O julgamento da chamada trama golpista ganhou um novo capítulo nesta quarta-feira (10), quando o ministro Luiz Fux, do Supremo Tribunal Federal (STF), votou pela absolvição do general Augusto Heleno. O ex-ministro do Gabinete de Segurança Institucional (GSI) era acusado pela Procuradoria-Geral da República (PGR) de envolvimento em crimes que poderiam resultar em até 30 anos de prisão. As informações são da Agência Brasil.
Entre as acusações apresentadas pela PGR estavam organização criminosa armada, tentativa de abolição violenta do Estado Democrático de Direito, golpe de Estado, dano qualificado por violência e ameaça, além de deterioração de patrimônio tombado. Para o órgão, Heleno teria apoiado medidas destinadas a desacreditar o sistema de Justiça, a votação eletrônica e também ações do ex-diretor da Abin, Alexandre Ramagem.
“Não é possível punir rascunhos privados”
Fux rejeitou todas as acusações e defendeu que os elementos apresentados não configuram crime. Durante busca e apreensão autorizada pelo STF, a Polícia Federal encontrou uma agenda de Heleno com anotações críticas ao sistema eleitoral e menções à Abin. Para o ministro, no entanto, não havia base para uma condenação.
“Além de pretender criminalizar discurso escrito ao sistema eleitoral, também se pretende punir rascunhos privados com argumentos que questionem o processo de votação”, afirmou Fux em seu voto.

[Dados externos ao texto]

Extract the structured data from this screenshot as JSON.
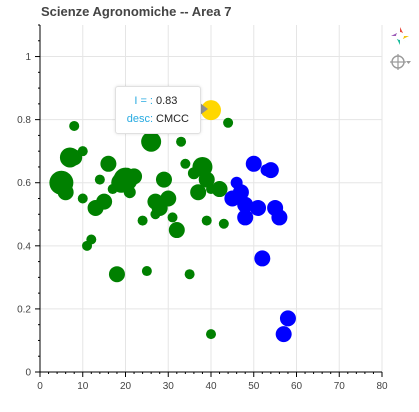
{
  "title": "Scienze Agronomiche -- Area 7",
  "tooltip": {
    "key1": "I = :",
    "value1": "0.83",
    "key2": "desc:",
    "value2": "CMCC"
  },
  "toolbar": {
    "logo_icon": "bokeh-logo-icon",
    "hover_icon": "crosshair-hover-icon"
  },
  "colors": {
    "green": "#008000",
    "blue": "#0000ff",
    "highlight": "#ffd700",
    "tooltip_key": "#26aae1"
  },
  "chart_data": {
    "type": "scatter",
    "title": "Scienze Agronomiche -- Area 7",
    "xlabel": "",
    "ylabel": "",
    "xlim": [
      0,
      80
    ],
    "ylim": [
      0,
      1.1
    ],
    "xticks": [
      0,
      10,
      20,
      30,
      40,
      50,
      60,
      70,
      80
    ],
    "yticks": [
      0,
      0.2,
      0.4,
      0.6,
      0.8,
      1
    ],
    "grid": true,
    "series": [
      {
        "color": "#008000",
        "points": [
          [
            5,
            0.6,
            12
          ],
          [
            6,
            0.57,
            8
          ],
          [
            7,
            0.68,
            10
          ],
          [
            8,
            0.68,
            8
          ],
          [
            8,
            0.78,
            5
          ],
          [
            10,
            0.7,
            5
          ],
          [
            10,
            0.55,
            5
          ],
          [
            11,
            0.4,
            5
          ],
          [
            12,
            0.42,
            5
          ],
          [
            13,
            0.52,
            8
          ],
          [
            14,
            0.61,
            5
          ],
          [
            15,
            0.54,
            8
          ],
          [
            16,
            0.66,
            8
          ],
          [
            17,
            0.58,
            5
          ],
          [
            18,
            0.31,
            8
          ],
          [
            19,
            0.6,
            10
          ],
          [
            20,
            0.61,
            12
          ],
          [
            21,
            0.57,
            6
          ],
          [
            22,
            0.62,
            8
          ],
          [
            24,
            0.48,
            5
          ],
          [
            25,
            0.32,
            5
          ],
          [
            26,
            0.73,
            10
          ],
          [
            27,
            0.54,
            8
          ],
          [
            27,
            0.5,
            5
          ],
          [
            28,
            0.52,
            8
          ],
          [
            29,
            0.61,
            8
          ],
          [
            30,
            0.55,
            8
          ],
          [
            31,
            0.49,
            5
          ],
          [
            32,
            0.45,
            8
          ],
          [
            33,
            0.73,
            5
          ],
          [
            34,
            0.66,
            5
          ],
          [
            35,
            0.31,
            5
          ],
          [
            36,
            0.63,
            6
          ],
          [
            37,
            0.57,
            8
          ],
          [
            38,
            0.65,
            10
          ],
          [
            39,
            0.61,
            8
          ],
          [
            39,
            0.48,
            5
          ],
          [
            40,
            0.58,
            5
          ],
          [
            40,
            0.12,
            5
          ],
          [
            42,
            0.58,
            8
          ],
          [
            43,
            0.47,
            5
          ],
          [
            44,
            0.79,
            5
          ]
        ]
      },
      {
        "color": "#0000ff",
        "points": [
          [
            45,
            0.55,
            8
          ],
          [
            46,
            0.6,
            6
          ],
          [
            47,
            0.57,
            8
          ],
          [
            48,
            0.53,
            8
          ],
          [
            48,
            0.49,
            8
          ],
          [
            50,
            0.66,
            8
          ],
          [
            51,
            0.52,
            8
          ],
          [
            52,
            0.36,
            8
          ],
          [
            53,
            0.64,
            6
          ],
          [
            54,
            0.64,
            8
          ],
          [
            55,
            0.52,
            8
          ],
          [
            56,
            0.49,
            8
          ],
          [
            57,
            0.12,
            8
          ],
          [
            58,
            0.17,
            8
          ]
        ]
      },
      {
        "color": "#ffd700",
        "points": [
          [
            40,
            0.83,
            10
          ]
        ]
      }
    ]
  }
}
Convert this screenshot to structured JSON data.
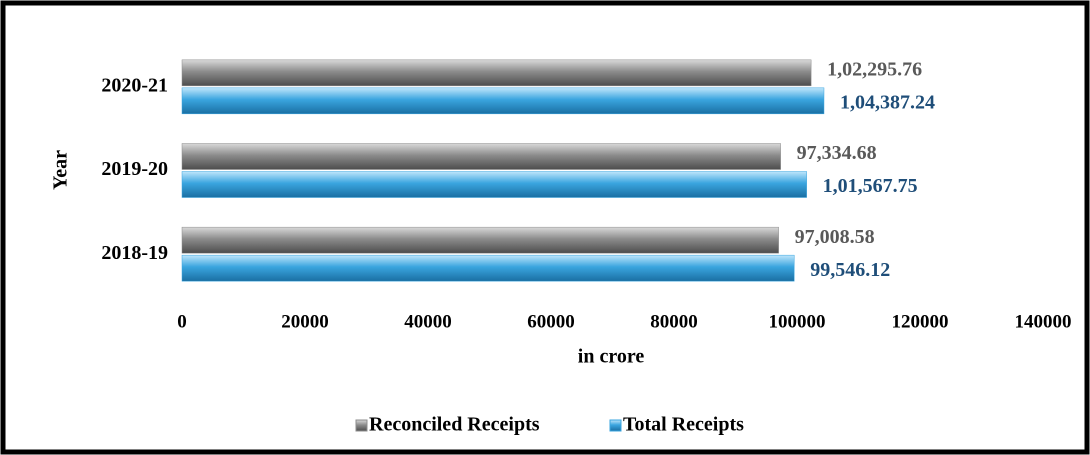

Com a manifestação, o placar do julgamento chegou a 2 a 1 pela condenação de Heleno, Bolsonaro e outros cinco réus, já que Alexandre de Moraes e Flávio Dino haviam votado pela condenação no dia anterior. O ministro ainda deve concluir a análise em relação ao último acusado, Anderson Torres.
A decisão de Fux, embora isolada até o momento, abre espaço para divergência dentro da Corte e reforça a tensão em torno de um dos processos mais emblemáticos da história recente do STF.